Dalam upacara pembukaan simposium tersebut, Menteri Luar Negeri (Menlu) Vietnam, Le Hoai Trung mengatakan bahwa simposium ini merupakan tonggak bermakna terhadap proses kerja sama ASEAN. Peristiwa ini juga menandai kali pertamanya diselenggarakan pertemuan dan diskusi antarpartai politik di Asia Tenggara. Menurut Menlu Le Hoai Trung, untuk mengatasi tantangan, mempertahankan solidaritas dan kemandirian strategis memerlukan kerja sama ASEAN baik di kanal negara, pemerintah dan parlemen maupun diperkokoh dari fondasi politik di masing-masing negara dan antara berbagai partai politik. Ia meminta supaya kerja sama antarpartai politik mendekatkan ASEAN dengan masyarakat dan mengumpulkan kekuatan masyarakat.

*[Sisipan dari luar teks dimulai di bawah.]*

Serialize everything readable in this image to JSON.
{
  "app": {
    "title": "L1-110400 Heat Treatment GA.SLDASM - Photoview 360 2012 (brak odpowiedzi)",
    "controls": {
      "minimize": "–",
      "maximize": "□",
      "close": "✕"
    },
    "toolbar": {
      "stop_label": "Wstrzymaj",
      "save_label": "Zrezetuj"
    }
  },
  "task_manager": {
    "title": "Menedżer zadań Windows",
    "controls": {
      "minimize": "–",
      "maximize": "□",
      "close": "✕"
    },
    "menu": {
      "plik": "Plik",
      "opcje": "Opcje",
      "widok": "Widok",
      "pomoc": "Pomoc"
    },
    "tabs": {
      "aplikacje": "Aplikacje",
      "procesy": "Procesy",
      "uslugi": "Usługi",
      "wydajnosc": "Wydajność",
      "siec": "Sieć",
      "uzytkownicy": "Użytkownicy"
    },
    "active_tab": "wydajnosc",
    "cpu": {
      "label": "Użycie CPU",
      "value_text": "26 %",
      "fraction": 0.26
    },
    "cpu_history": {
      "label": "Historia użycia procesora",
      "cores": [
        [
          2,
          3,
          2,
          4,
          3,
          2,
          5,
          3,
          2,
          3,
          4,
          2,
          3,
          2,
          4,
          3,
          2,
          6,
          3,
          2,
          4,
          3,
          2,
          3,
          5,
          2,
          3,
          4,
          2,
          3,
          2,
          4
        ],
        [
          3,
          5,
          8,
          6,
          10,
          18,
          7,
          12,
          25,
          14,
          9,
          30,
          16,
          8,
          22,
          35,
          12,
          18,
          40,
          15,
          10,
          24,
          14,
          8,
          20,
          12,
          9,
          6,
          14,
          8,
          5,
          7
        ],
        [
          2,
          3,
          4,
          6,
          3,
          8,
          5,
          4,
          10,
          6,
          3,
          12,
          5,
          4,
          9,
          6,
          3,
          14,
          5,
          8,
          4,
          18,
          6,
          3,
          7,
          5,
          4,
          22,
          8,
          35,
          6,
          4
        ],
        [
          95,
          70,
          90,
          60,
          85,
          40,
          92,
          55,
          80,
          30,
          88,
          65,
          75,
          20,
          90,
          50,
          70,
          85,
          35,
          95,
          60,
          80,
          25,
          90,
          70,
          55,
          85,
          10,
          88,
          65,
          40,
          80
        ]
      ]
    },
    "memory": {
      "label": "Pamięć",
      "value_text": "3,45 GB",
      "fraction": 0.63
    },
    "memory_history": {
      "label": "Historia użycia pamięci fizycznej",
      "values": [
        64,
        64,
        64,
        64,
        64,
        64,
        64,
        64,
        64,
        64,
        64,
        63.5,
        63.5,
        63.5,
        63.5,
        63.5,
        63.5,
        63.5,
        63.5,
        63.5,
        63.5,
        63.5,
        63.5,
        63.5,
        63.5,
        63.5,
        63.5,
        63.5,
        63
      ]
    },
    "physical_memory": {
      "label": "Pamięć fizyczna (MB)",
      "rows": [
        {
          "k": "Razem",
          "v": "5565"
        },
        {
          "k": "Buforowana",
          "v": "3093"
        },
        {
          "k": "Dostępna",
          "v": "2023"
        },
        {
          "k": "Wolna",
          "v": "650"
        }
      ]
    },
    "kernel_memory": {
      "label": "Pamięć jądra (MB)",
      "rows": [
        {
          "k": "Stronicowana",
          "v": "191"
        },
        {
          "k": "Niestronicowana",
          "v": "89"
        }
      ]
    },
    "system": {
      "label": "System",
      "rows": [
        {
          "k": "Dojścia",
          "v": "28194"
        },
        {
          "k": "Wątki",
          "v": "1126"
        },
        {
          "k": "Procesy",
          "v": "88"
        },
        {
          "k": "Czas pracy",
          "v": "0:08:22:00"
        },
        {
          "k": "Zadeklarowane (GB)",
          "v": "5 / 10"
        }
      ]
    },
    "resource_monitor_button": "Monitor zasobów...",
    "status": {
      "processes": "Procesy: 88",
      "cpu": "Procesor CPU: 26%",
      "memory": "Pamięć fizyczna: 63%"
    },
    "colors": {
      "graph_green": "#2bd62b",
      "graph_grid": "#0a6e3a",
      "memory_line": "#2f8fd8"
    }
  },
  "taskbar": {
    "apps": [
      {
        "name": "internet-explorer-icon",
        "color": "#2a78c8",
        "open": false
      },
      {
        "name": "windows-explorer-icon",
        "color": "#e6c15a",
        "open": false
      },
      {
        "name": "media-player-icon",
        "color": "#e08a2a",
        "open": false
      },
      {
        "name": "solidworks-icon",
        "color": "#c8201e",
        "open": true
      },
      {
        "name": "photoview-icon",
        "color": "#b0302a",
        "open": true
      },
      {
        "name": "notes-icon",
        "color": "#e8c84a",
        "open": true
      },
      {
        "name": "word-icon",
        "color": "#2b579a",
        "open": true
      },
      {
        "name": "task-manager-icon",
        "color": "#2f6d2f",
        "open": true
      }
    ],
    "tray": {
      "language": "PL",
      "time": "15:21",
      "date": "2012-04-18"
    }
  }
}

Di simposium tersebut diadakan tiga sesi diskusi dengan sekitar 20 referat dan pidato mendalam dari para delegasi partai politik, sarjana dan pakar asal seluruh kawasan. Berbagai pendapat menekankan bahwa partai-partai politik di kawasan juga berbagi semangat dan tanggung jawab mendalam terhadap sebuah masa depan ASEAN yang damai, stabil dan berkelanjutan. Para delegasi juga memanifestasikan tanggung jawab dan tekad bersama dalam menyumbangkan pembangunan Komunitas ASEAN.

Juga dalam kerangka AFF 2026, pada sore hari yang sama, diadakan Konferensi Para Pemimpin Kota ASEAN dengan partisipasi para pemimpin perkotaan di kawasan. Konferensi tersebut mendiskusikan solusi-solusi pendorongan perkembangan perkotaan pintar, transformasi digital, pertumbuhan hijau dan meningkatkan daya adaptasi serta daya tahan perkotaan-perkotaan dengan tantangan baru.